Finding anatomy poster source image?
February 22, 2008 9:50 PM   Subscribe

How can I find the original source image from an anatomy poster?

I'm looking for the original source image that this poster is taken from.

It looks like it's from an old anatomy textbook and is probably something now in the public domain.

I've found similar old anatomy color plates on Wikipedia and Project Gutenberg but can't find this particular work. I've also tried Googling some of the phrases from the inscription, but no luck.

Any suggestions?
posted by andreux to Media & Arts (4 answers total)
 
try:

"Dictionary of Arts and Sciences", London 1763-64.

Illustration engraved by T. Jefferys, Geographer to His Magesty.
posted by parmanparman at 12:31 AM on February 23, 2008 [1 favorite]


For some reason that allposters.com site won't display the full size version of the image in my browser. However it could easily be from an old edition of Gray's Anatomy.

Bartleby.com has the 1918 edition for comparison.
posted by roofus at 10:21 AM on February 23, 2008


I have the 1977 Collector's Edition Gray's Anatomy and although the illustrations are similar, it's not the same. I don't know how often the illustrations in Gray's are updated, but the way features are labelled is different. The type and the style of illustration is similar, though. Maybe something from roughly the same era (mid-20th C to the '70s?).
posted by tracicle at 11:44 AM on February 23, 2008


"Maybe something from roughly the same era (mid-20th C to the '70s?)."

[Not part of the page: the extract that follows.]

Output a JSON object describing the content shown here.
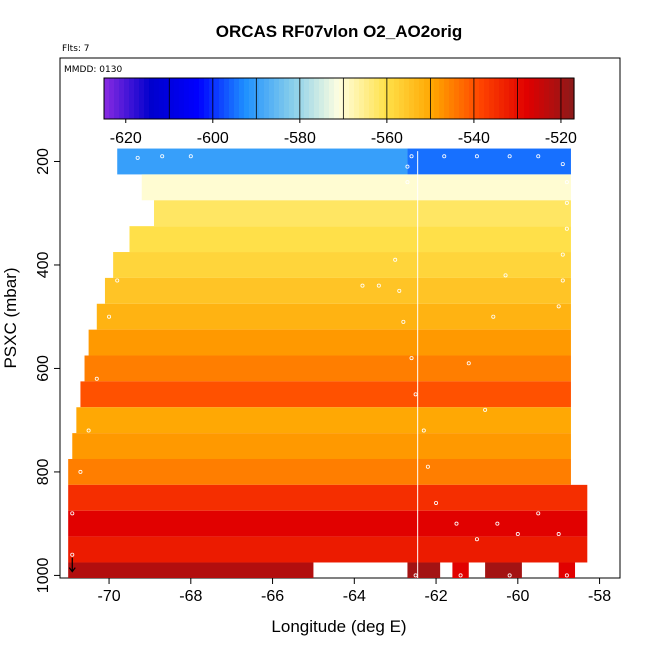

It's nineteenth-century typography. The 1977 Collector's Edition is a reprint of the 1901 American edition. However, a history of Gray's Anatomy (pdf) indicates that new illustrations in the older style were made for early twentieth-century editions:
The period 1880–1930 was a difficult time for anatomical illustration, because the new techniques of photolitho and half-tone were not as yet perfected, and in any case could not provide the bold simplicity of line required for a book like Gray's which depended so heavily on clear illustration. Recognising the inferiority of half tone illustrations to Carter’s wood engraved originals, Pick and Howden courageously decided to jettison them altogether. Most of the book’s new illustrations and even some older ones, were newly commissioned wood engravings or line drawings, intended ‘to harmonise with Carter’s original figures’, and they did successfully emulate Carter’s verve.
I remember seeing an archive of old medical texts scans, but I can't find it again.